Complication rates in the present study were low. Limb length discrepancy occurred in approximately 40% of patients, but the incidence was comparable between groups and did not significantly influence functional outcomes. Similar findings have been reported by Petis et al. and Sheth et al., who emphasized that minor discrepancies may occur despite careful surgical planning and are frequently clinically insignificant [6,28].
Postoperative dislocation occurred in only two patients, one in each group. The overall dislocation rate of 4.2% compares favorably with previous reports. Skoogh et al. observed higher revision rates related to dislocation following posterior THR; however, advances in capsular repair techniques have substantially reduced this risk in contemporary practice [16]. Chen et al. highlighted the importance of meticulous posterior capsular closure in maintaining postoperative stability and reducing dislocation rates [29].
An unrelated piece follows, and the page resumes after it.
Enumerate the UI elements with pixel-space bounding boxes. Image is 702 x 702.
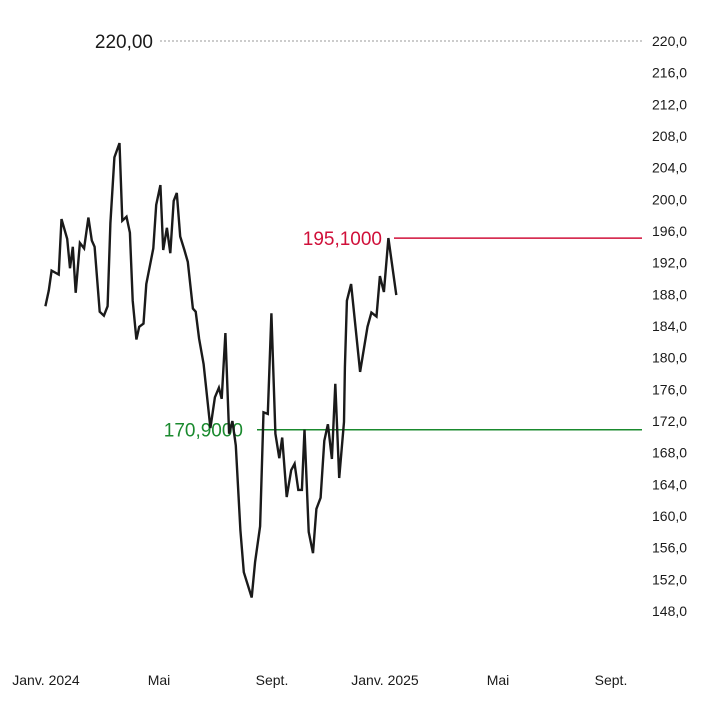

Only one patient developed superficial wound infection, which resolved with debridement and antibiotic therapy. No deep infections or revision procedures were required. The low infection rate observed in this study reflects adherence to standard perioperative infection prevention measures and is consistent with previously published reports [30].
Protrusio acetabuli occurred in three patients in the posterior group; however, the association was not statistically significant. This complication is more likely related to acetabular preparation, bone quality, and surgical technique rather than the choice of surgical approach itself [6,24].
Overall, the findings of the present study indicate that both posterior and direct lateral approaches provide excellent functional outcomes and acceptable safety profiles in patients undergoing THR for Grade IV AVN. Although the lateral approach demonstrated a temporary advantage during intermediate recovery, both approaches achieved comparable final outcomes. Consequently, surgical approach selection should be individualized according to surgeon experience, technical familiarity, and patient-specific considerations rather than expectations of substantial differences in long-term results.
Total hip replacement provides excellent functional recovery in patients with Grade IV avascular necrosis of the hip. Both direct lateral and posterior approaches resulted in substantial improvement in Harris Hip Scores and achieved favorable clinical outcomes with low complication rates. The lateral approach demonstrated a significant functional advantage at three months; however, this difference was not maintained at six months. Final functional outcomes, range of motion, gait recovery, and complication rates were comparable between groups. Therefore, both approaches can be considered safe and effective options for total hip replacement in advanced AVN of the hip, and the choice of approach should be individualized according to surgeon preference, technical expertise, and patient characteristics.